GEORGE TOWN: In view of the discovery of "death camps" in southern Thailand, Penang police are monitoring areas with a high population of foreigners and their favourite hangouts.

A police source said they had done surveillance in these areas and scored several successes.

"In recent weeks, we have not come across any such (human trafficking) activities," the source added.

The biggest success came in Sungai Petani, Kedah, last year when police rescued 46 foreigners confined to a house in Taman Sejati Indah.

They were Bangladeshis and Myanmar nationals aged between 18 and 45, many of whom were found to be starving and malnourished.

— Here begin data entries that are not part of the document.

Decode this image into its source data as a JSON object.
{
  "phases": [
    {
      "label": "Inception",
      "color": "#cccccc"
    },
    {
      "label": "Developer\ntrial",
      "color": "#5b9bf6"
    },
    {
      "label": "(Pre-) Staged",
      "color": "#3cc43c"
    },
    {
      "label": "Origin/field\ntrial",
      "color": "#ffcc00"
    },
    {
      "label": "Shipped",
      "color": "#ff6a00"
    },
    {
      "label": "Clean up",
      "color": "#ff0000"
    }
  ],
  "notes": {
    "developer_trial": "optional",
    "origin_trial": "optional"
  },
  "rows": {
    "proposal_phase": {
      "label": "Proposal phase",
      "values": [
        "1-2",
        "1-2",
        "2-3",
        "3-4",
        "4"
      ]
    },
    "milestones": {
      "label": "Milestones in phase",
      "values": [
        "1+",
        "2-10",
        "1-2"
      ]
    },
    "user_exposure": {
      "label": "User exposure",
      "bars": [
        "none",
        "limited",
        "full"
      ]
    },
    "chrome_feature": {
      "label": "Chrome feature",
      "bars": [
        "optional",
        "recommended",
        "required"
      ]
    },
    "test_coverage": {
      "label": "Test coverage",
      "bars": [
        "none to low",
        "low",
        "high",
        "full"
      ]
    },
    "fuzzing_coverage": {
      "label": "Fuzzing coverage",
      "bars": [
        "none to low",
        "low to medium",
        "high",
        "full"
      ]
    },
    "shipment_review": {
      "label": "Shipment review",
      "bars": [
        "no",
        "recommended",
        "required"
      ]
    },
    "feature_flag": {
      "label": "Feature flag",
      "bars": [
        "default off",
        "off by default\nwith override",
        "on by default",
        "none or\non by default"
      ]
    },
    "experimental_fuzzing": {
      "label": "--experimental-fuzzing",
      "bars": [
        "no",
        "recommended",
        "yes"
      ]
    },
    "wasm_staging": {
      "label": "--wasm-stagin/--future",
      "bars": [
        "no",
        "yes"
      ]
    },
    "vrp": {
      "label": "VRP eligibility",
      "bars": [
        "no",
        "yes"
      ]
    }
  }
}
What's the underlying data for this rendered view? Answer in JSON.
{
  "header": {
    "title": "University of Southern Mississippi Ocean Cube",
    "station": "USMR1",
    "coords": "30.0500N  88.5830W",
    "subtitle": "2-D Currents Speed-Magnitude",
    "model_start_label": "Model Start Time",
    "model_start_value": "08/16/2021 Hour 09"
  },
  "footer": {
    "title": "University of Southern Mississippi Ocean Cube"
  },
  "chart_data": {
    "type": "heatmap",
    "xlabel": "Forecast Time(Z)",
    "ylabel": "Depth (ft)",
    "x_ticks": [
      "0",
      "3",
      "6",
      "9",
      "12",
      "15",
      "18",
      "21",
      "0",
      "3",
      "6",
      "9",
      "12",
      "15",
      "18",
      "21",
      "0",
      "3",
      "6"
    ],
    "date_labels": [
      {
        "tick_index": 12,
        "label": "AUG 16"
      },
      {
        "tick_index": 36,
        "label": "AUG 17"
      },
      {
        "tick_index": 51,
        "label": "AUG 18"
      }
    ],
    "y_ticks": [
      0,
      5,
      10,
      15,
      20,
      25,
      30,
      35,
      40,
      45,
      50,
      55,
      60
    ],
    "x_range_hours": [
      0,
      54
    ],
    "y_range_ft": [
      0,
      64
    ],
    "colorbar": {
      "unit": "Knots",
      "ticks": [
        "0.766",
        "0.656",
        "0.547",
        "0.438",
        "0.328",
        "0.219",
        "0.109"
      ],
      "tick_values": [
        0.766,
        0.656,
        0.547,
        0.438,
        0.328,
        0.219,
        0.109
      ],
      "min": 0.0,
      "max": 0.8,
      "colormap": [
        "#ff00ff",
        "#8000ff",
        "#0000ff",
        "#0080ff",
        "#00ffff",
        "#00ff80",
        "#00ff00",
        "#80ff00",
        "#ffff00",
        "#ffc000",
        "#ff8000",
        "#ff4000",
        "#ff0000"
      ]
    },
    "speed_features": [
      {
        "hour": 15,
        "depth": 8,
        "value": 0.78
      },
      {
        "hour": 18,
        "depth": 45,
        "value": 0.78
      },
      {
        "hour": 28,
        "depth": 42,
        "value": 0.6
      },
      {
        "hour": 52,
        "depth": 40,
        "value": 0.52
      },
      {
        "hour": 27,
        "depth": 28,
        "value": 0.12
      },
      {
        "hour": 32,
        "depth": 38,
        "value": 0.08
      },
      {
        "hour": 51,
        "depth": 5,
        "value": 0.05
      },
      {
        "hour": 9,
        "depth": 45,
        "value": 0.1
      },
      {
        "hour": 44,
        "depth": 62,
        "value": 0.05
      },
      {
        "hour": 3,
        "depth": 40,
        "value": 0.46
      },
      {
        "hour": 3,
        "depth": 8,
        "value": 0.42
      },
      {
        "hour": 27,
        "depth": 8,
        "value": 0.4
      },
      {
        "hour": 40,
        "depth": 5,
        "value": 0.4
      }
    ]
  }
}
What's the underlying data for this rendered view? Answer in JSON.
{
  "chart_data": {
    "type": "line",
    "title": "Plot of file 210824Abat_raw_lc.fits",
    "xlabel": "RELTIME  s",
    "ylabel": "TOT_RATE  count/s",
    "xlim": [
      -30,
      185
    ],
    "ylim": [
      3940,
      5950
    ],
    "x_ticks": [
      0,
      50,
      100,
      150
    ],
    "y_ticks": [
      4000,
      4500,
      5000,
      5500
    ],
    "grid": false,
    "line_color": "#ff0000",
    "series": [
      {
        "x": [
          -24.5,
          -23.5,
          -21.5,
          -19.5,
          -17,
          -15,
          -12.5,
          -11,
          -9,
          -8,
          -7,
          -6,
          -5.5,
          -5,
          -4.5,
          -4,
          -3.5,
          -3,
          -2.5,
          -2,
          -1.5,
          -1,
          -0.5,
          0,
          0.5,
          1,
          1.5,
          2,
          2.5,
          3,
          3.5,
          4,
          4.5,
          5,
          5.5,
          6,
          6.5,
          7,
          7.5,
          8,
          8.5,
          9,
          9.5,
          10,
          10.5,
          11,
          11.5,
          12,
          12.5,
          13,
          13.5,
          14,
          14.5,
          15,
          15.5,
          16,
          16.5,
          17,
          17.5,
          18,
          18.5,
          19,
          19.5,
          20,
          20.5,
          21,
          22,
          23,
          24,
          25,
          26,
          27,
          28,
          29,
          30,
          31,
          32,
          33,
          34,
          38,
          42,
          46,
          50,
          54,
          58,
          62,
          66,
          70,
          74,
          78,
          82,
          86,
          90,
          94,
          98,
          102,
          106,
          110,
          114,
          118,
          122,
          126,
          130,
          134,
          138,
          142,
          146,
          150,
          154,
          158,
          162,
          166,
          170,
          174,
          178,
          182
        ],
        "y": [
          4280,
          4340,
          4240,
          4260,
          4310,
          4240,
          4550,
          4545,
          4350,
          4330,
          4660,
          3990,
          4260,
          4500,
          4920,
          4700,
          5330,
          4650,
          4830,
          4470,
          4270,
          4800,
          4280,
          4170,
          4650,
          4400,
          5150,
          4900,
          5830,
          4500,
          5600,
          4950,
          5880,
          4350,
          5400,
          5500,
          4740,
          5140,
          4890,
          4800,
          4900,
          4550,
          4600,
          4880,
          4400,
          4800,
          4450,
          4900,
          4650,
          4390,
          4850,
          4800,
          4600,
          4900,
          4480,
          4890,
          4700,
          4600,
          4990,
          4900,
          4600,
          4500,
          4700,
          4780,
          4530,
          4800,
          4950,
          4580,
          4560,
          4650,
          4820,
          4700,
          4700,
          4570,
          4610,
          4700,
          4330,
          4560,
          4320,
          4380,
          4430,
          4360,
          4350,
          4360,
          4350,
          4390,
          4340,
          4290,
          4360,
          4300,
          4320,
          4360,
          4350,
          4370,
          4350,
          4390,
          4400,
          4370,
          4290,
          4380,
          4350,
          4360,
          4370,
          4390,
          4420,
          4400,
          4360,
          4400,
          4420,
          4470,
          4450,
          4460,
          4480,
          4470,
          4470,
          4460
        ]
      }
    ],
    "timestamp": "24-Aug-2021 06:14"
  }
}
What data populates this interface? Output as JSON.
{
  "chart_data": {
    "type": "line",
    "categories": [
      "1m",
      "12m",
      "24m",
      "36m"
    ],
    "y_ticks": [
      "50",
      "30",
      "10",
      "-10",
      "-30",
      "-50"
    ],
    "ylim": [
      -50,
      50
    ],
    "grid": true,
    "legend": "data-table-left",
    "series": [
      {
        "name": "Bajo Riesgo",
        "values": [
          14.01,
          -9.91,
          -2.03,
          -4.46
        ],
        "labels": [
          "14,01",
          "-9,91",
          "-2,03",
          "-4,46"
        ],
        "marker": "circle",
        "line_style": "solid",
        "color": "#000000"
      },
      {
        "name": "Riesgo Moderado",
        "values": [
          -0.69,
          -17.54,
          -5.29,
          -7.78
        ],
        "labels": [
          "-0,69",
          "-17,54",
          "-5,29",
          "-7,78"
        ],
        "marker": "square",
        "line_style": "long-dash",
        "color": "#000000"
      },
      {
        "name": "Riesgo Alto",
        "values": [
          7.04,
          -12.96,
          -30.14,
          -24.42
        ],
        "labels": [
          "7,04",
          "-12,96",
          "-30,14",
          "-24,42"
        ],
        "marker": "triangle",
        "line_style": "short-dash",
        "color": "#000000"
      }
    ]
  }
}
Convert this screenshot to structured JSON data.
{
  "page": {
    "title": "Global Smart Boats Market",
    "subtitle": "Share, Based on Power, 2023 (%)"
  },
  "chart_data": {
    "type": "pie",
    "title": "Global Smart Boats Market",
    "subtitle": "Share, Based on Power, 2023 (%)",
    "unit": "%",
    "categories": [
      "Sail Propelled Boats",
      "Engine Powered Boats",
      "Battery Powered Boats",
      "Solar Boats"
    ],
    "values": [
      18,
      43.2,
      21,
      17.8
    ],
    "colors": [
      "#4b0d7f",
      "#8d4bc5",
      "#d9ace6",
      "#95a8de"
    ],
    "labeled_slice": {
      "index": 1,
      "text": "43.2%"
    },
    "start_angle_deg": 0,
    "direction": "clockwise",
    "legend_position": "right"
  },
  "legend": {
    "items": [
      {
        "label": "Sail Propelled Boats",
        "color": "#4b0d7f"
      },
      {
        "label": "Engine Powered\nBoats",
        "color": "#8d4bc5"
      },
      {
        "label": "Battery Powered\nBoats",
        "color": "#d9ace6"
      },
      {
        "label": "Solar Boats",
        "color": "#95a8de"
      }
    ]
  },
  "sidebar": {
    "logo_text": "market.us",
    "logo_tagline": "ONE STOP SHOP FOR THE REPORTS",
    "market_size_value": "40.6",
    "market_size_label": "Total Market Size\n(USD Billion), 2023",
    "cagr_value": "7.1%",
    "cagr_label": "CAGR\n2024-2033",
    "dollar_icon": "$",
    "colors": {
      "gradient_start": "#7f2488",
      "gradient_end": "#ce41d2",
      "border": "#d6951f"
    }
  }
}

In December last year, police uncovered a "slaughter house" in Bukit Mertajam, Penang, following a spate of gruesome murders involving at least 20 victims.

The murders came to light following the discoveries of human body parts on the mainland and the island.

However, police have since clarified that the gruesome murders involving Myanmar nationals were not linked to human trafficking.

When approached, several foreign workers who said they had legal work permits claimed they were not aware of any such Rohingya in Butterworth.

Rohingya Society Malaysia secretary-general Anwar Ahmad, who has been in Malaysia for 18 years, said they had not received any reports of human trafficking relating to Rohingyas in Penang.